AlertManager shows KubeletDown, but cluster appears up-and-running ok

In a Rancher cluster I have installed Prometheus/AlertManager helm charts.
Rancher: v2.5.5
rancher-monitoring: 9.4.202
k8s: v1.19.7

For some unknown reason the AlertManager shows the following alerts for some consecutive days now:

KubeSchedulerDown, https://github.com/kubernetes-monitoring/kubernetes-mixin/tree/master/runbook.md#alert-name-kubeschedulerdown
KubeControllerManagerDown, https://github.com/kubernetes-monitoring/kubernetes-mixin/tree/master/runbook.md#alert-name-kubecontrollermanagerdown
KubeAPIDown, https://github.com/kubernetes-monitoring/kubernetes-mixin/tree/master/runbook.md#alert-name-kubeapidown
KubeletDown, https://github.com/kubernetes-monitoring/kubernetes-mixin/tree/master/runbook.md#alert-name-kubeletdown

Unfortunately those runbook links don’t give very helpful insides what the problem is or how it could be solved.
I don’t even know what is actually broken, as the cluster behaves normal ( at least it looks like ok ) and e.g.

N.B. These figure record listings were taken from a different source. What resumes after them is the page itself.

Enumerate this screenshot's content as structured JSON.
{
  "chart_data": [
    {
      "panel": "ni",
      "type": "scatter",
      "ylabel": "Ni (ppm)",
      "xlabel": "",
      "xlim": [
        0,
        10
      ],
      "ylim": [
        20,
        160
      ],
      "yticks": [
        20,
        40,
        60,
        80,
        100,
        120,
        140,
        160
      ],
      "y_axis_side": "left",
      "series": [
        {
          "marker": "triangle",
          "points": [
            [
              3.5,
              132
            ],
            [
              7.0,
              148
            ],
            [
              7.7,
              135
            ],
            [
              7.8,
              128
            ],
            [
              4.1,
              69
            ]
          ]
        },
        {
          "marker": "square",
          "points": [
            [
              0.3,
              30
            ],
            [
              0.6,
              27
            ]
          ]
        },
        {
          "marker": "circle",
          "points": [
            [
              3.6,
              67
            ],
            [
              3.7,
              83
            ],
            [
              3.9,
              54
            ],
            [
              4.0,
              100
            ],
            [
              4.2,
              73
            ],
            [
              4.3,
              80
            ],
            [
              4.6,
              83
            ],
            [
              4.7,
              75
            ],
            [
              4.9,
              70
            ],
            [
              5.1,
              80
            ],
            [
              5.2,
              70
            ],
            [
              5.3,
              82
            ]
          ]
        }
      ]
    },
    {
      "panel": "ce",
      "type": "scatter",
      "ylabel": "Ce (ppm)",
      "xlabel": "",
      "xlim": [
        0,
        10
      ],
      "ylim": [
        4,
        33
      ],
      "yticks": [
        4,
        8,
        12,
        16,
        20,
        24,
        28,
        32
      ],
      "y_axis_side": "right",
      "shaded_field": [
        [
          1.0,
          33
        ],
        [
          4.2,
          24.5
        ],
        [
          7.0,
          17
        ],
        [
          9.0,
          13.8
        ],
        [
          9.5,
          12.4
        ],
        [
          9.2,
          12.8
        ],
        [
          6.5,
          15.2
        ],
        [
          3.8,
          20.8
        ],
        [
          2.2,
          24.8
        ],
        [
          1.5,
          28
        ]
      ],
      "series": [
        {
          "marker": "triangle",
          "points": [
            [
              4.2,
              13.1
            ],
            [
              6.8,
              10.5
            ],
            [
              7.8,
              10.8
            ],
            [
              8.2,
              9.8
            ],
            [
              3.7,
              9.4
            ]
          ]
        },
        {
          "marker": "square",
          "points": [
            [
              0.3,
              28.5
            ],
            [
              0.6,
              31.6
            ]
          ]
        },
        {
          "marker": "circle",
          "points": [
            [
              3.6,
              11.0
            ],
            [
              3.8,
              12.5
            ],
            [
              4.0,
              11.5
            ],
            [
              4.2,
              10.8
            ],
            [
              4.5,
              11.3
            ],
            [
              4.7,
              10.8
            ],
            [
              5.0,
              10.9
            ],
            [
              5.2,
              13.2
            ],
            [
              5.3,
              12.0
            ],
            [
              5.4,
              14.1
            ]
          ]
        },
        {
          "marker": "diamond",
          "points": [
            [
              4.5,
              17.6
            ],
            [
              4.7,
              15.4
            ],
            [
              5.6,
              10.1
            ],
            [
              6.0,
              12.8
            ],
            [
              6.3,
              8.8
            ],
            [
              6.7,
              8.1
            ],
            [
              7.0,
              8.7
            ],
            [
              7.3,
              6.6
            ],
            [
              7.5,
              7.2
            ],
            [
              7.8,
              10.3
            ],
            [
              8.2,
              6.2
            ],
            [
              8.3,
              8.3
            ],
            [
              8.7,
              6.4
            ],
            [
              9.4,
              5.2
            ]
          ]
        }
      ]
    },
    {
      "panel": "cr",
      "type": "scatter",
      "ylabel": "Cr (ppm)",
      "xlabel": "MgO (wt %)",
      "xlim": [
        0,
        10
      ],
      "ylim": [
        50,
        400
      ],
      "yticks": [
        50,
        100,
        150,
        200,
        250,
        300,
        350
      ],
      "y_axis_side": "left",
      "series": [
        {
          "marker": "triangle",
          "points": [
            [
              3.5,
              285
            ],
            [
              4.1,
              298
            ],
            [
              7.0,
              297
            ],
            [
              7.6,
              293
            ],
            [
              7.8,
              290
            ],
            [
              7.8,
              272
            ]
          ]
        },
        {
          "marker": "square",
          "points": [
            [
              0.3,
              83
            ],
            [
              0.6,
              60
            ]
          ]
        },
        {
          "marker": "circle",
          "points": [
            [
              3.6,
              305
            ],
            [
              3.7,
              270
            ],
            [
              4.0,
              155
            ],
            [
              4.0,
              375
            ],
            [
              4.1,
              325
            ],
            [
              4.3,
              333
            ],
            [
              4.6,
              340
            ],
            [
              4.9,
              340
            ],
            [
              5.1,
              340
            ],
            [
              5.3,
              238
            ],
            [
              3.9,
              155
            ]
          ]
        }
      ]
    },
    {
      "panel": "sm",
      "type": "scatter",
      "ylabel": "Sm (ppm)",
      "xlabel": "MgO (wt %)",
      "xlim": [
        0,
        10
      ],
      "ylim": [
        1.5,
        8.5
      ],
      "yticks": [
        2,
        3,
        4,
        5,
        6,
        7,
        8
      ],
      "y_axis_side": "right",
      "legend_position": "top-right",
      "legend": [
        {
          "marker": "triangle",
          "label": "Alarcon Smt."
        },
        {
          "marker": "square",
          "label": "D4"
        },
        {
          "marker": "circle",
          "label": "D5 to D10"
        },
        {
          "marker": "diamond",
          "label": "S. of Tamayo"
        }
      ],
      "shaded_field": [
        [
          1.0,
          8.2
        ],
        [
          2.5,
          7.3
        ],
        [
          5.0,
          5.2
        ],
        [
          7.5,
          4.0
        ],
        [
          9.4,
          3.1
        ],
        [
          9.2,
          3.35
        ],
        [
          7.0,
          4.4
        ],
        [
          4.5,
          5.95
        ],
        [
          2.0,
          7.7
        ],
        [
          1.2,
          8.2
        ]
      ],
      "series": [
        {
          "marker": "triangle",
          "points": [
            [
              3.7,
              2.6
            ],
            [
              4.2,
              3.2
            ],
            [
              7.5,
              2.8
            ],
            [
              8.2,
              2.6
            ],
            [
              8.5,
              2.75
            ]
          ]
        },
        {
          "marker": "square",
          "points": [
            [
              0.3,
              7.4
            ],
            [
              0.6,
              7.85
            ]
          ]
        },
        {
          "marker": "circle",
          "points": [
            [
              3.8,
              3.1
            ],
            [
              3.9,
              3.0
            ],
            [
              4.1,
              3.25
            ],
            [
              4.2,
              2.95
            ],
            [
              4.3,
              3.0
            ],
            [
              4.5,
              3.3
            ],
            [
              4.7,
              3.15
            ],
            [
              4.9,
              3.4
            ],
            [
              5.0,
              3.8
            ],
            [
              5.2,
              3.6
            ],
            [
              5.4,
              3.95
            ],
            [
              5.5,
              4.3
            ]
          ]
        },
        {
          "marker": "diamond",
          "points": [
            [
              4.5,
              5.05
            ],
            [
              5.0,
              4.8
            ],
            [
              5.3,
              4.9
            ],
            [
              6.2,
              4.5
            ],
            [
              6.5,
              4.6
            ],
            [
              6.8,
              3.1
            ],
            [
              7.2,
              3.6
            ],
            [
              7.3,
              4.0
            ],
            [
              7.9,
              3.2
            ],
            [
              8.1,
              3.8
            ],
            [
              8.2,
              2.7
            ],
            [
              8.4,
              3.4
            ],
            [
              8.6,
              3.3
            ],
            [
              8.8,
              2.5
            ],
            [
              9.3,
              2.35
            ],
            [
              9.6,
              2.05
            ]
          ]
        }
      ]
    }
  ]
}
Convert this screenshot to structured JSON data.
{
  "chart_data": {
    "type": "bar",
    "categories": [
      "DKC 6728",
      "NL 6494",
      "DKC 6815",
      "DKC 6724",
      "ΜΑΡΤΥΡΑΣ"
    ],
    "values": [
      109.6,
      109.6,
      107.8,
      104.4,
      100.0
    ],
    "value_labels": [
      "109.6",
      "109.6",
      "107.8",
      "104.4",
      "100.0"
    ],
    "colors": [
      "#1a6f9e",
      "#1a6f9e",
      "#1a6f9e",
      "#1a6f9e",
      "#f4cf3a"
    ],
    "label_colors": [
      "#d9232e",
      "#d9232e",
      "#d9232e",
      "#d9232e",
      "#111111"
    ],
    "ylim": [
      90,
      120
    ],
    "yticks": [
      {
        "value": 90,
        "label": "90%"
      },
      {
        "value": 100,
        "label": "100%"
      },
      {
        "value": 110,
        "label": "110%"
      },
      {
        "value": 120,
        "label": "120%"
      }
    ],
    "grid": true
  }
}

PODs can be scheduled / restarted and external traffic is handled as usual, I can access cluster from outside using kubectl or k9s.

So my question is: What is broken ? How can I fix it ?

I notice that prometheus/grafana appear broken, it doesn’t show any data of the cluster, all dashboards only show “N/A” or “no data”.

And Prometheus shows the following logs ( which I have seen every time in the past when the persistent volume for prometheus went down or had problems because of longhorn issues ):

prometheus level=warn ts=2021-05-25T07:48:36.616Z caller=manager.go:595 component=“rule manager” group=kube-scheduler.rules msg=“Rule sample appending failed” err=“write to WAL: log samples: write /prometheus/wal/00007531: read-only file system”
prometheus level=warn ts=2021-05-25T07:48:36.617Z caller=manager.go:595 component=“rule manager” group=kube-scheduler.rules msg=“Rule sample appending failed” err=“write to WAL: log samples: write /prometheus/wal/00007531: read-only file system”

Somehow prometheus doesn’t restart or indicate unhealthy status in such a scenario.
In the past I used to “fix” such problems by manually restarting prometheus POD.

Again, after restarting prometheus POD those “N/A” and “no data” in grafana disappeared and real data was shown.

And now those strange alertmanager alerts ( KubeSchedulerDown, KubeControllerManagerDown, KubeAPIDown & KubeletDown ) resolved too :slight_smile:

Looks like the problem was this prometheus POD not being able to access its underlying database.